H. bayeri always has a rounder leaf-tip than does H. emelyae and in cultivation develops a dark green coloration.  The translucence of the leaves is deeper and there is no flecking in the leaves as is the case in H emelyae.  There is no significant difference in the habitats where the two species are found.  H. bayeri is a small degree eastward from H. emelyae, north of the Kamanassie Mountains, and does not go much further west than Oudtshoorn.  This species has the potential to produce the same stunning range of selected cultivars that Japanese growers have produced in H. truncata.

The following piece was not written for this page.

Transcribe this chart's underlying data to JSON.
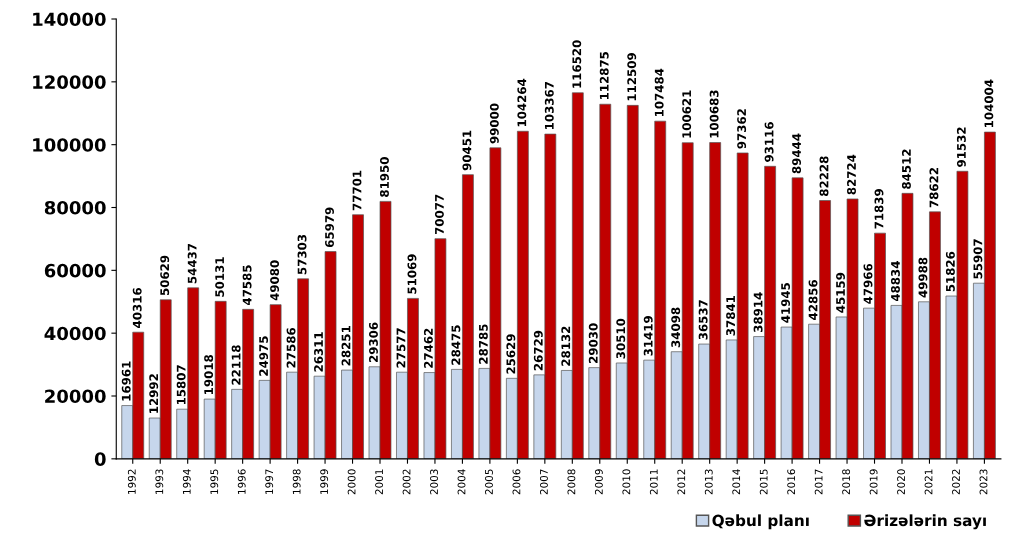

3321 (Ladismith): Rooinek Pass (-BB), Venter sn. (NBG).  3322 (Oudtshoorn): S. Oudtshoorn (-CA), Peers in NBG1940/37, Smith 5780, 5781 (NBG), Bayer in KG111/72 (NBG); De Rust (-BC), Smith 2061, 2062 (NBG); 3km S. De Rust (-CB), J. Scott 243 (PRE); Doringkloof (-CB), Bayer in KG146/72 (NBG); E. De Rust (-DB), Smith 2062, 4009 (NBG), Rossouw 404 (NBG).  3323(Willowmore); SW. Willowmore (-AC), Smith 5206 (NBG); E. Willowmore (-BC), Viviers 908 (NBG); S. Uniondale (CA), Stayner in KG164/69 (NBG).